Time passed and I did not see a refund of the $37.57 in sales tax. I called again. Nice man told me it would be taken care of. By now, I’m collecting a new reference number each time I call and writing them down.
Two weeks passed since I was told it was going to be taken care of. I called again today. Unfortunately, I had an inept customer service representative who, even though I carefully laid out the entire story, kept asking me when I had sent in the required non-profit, tax-exempt information. We went round and round about this. Finally, I asked for her supervisor.
It was clear from what the supervisor asked me that the customer service person really hadn’t understood the issue even though I had given her the various reference numbers from my previous calls so she could look up the trail on all this. I went through the story all over again with the supervisor.
She told me (1) the customer service rep didn’t look at things carefully enough to see that Intuit did, indeed, have all the proper documentation and it was associated with the non-profit; (2) the refund should have already have been processed and I should have received it by now [I went online with my credit card company and the refund has not appeared in my account yet]; (3) and the two accounts would not be formally combined (even though they have all the documentation now associated with the non-profit) until I make a new order (uh, that’s be December).

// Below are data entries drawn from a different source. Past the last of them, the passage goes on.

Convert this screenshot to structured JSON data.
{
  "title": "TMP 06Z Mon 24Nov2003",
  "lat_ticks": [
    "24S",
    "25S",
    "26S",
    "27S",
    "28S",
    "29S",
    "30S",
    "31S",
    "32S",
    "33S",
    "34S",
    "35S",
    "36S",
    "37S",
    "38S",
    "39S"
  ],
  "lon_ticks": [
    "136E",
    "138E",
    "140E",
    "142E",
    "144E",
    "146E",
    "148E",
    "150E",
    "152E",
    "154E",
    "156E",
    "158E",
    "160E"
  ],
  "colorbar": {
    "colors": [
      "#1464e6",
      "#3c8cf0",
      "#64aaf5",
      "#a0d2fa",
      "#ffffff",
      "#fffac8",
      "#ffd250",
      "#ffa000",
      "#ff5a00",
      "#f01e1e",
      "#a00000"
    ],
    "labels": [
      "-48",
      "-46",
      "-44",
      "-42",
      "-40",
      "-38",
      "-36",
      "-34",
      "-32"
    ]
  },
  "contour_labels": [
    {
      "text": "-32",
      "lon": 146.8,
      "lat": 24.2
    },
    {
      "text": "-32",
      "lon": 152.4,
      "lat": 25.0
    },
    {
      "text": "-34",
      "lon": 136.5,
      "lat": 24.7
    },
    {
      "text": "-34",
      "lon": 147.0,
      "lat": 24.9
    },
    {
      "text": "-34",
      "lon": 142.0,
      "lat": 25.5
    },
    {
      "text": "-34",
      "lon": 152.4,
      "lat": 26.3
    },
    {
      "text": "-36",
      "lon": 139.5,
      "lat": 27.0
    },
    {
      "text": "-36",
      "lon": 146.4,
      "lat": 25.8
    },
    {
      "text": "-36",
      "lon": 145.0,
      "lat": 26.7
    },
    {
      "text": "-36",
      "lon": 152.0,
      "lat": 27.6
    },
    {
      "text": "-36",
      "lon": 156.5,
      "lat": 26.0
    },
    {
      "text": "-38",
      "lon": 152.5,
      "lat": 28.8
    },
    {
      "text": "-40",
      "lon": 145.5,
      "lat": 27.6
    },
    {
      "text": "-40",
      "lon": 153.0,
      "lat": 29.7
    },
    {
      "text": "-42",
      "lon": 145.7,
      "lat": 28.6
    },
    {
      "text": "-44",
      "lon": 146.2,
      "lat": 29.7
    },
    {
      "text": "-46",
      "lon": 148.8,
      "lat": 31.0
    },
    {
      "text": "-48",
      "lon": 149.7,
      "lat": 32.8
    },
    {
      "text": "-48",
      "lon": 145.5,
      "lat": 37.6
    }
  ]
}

She also told me to call my credit card company to see if the Intuit record of the refund was there and was just pending. And she’d call me back in two days once she looked again at her end. If things were not resolved, we’d do a conference call with my credit card company.
Oh, I called the credit card company and they have no record of a refund coming to my account from Intuit.
Now, all of this is to save the non-profit $37.57. It took over an hour of my time and lots of frustration regarding an inept Intuit employee. And lots of frustration that this is the third time I’ve had to deal with this for THIS transaction and countless times in the past. You’d think a company who sells software to keep track of data could/would do better.